Antono Megías

Personal information
- Full name: Antonio Megías Gaspar
- Date of birth: 3 July 1984 (age 41)
- Place of birth: Murcia, Spain
- Height: 1.86 m (6 ft 1 in)
- Position: Striker

Youth career
- Atlético Madrid

Senior career*
- Years: Team / Apps / (Gls)
- 2003–2005: Murcia B
- 2005: Alcalá / 8 / (1)
- 2006–2007: Arenas / 24 / (15)
- 2007–2008: Roquetas / 31 / (15)
- 2008–2009: Motril / 36 / (21)
- 2009: Puerto Real / 2 / (0)
- 2009: La Nucía / 12 / (2)
- 2010: Košice / 11 / (1)
- 2010–2013: La Roda / 97 / (33)
- 2013–2014: Cartagena / 37 / (6)
- 2014–2015: Toledo / 32 / (3)
- 2015–2017: La Roda / 75 / (28)
- 2017–2021: Socuéllamos / 92 / (41)
- 2021–2023: Quintanar del Rey / 64 / (31)
- 2023–2024: Socuéllamos / 31 / (4)

= Antonio Megías =

Spanish footballer

Antonio Megías Gaspar (born 3 July 1984) is a Spanish former footballer who played as a striker.

==Club career==
Born in Murcia, Megías finished his development at Atlético Madrid. From there onwards he played exclusively in the lower leagues of his country, never competing in higher than Segunda División B; his first spell in that level was the first part of 2005–06 with Alcalá, with the campaign ending in relegation after the player had already left for Arenas.

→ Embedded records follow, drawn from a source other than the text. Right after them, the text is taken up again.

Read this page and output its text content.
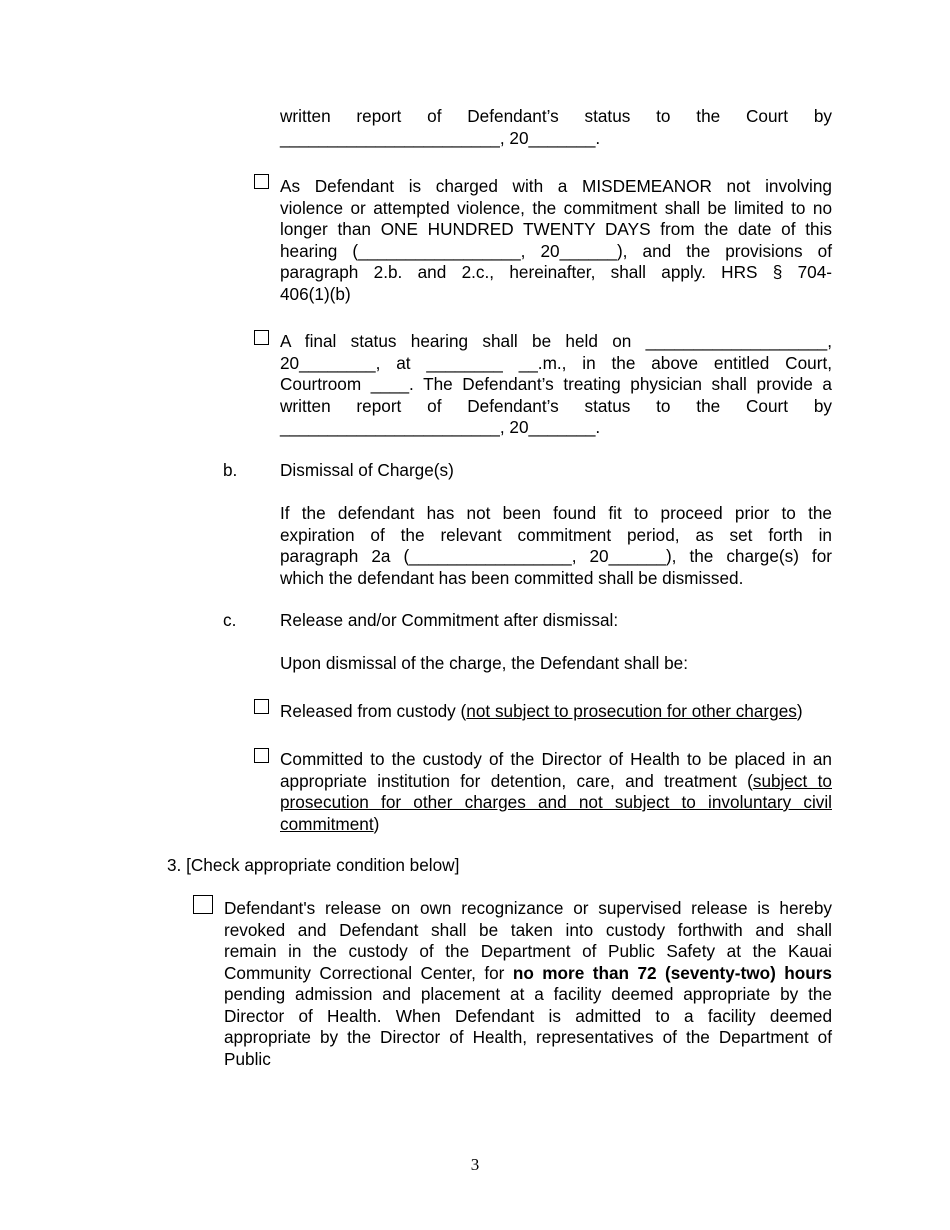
written report of Defendant’s status to the Court by
_______________________, 20_______.
As Defendant is charged with a MISDEMEANOR not involving
violence or attempted violence, the commitment shall be limited to no
longer than ONE HUNDRED TWENTY DAYS from the date of this
hearing (_________________, 20______), and the provisions of
paragraph 2.b. and 2.c., hereinafter, shall apply. HRS § 704-
406(1)(b)
A final status hearing shall be held on ___________________,
20________, at ________ __.m., in the above entitled Court,
Courtroom ____. The Defendant’s treating physician shall provide a
written report of Defendant’s status to the Court by
_______________________, 20_______.
b. Dismissal of Charge(s)
If the defendant has not been found fit to proceed prior to the
expiration of the relevant commitment period, as set forth in
paragraph 2a (_________________, 20______), the charge(s) for
which the defendant has been committed shall be dismissed.
c.	Release and/or Commitment after dismissal:
Upon dismissal of the charge, the Defendant shall be:
Released from custody (not subject to prosecution for other charges)
Committed to the custody of the Director of Health to be placed in an
appropriate institution for detention, care, and treatment (subject to
prosecution for other charges and not subject to involuntary civil
commitment)
3. [Check appropriate condition below]
Defendant's release on own recognizance or supervised release is hereby
revoked and Defendant shall be taken into custody forthwith and shall
remain in the custody of the Department of Public Safety at the Kauai
Community Correctional Center, for no more than 72 (seventy-two) hours
pending admission and placement at a facility deemed appropriate by the
Director of Health. When Defendant is admitted to a facility deemed
appropriate by the Director of Health, representatives of the Department of
Public
3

On 14 January 2010, Megías signed a contract with Slovak club MFK Košice, in what was his first top level experience. He returned to his country in the summer, however, joining La Roda in Tercera División and scoring nine goals in his first season as the team promoted to the third level for the first time ever.

Megías improved his league tally to ten in 2011–12, helping La Roda retain its league status after finishing ninth. He subsequently resumed his career in division three, representing Cartagena Toledo but also Socuéllamos in Tercera División.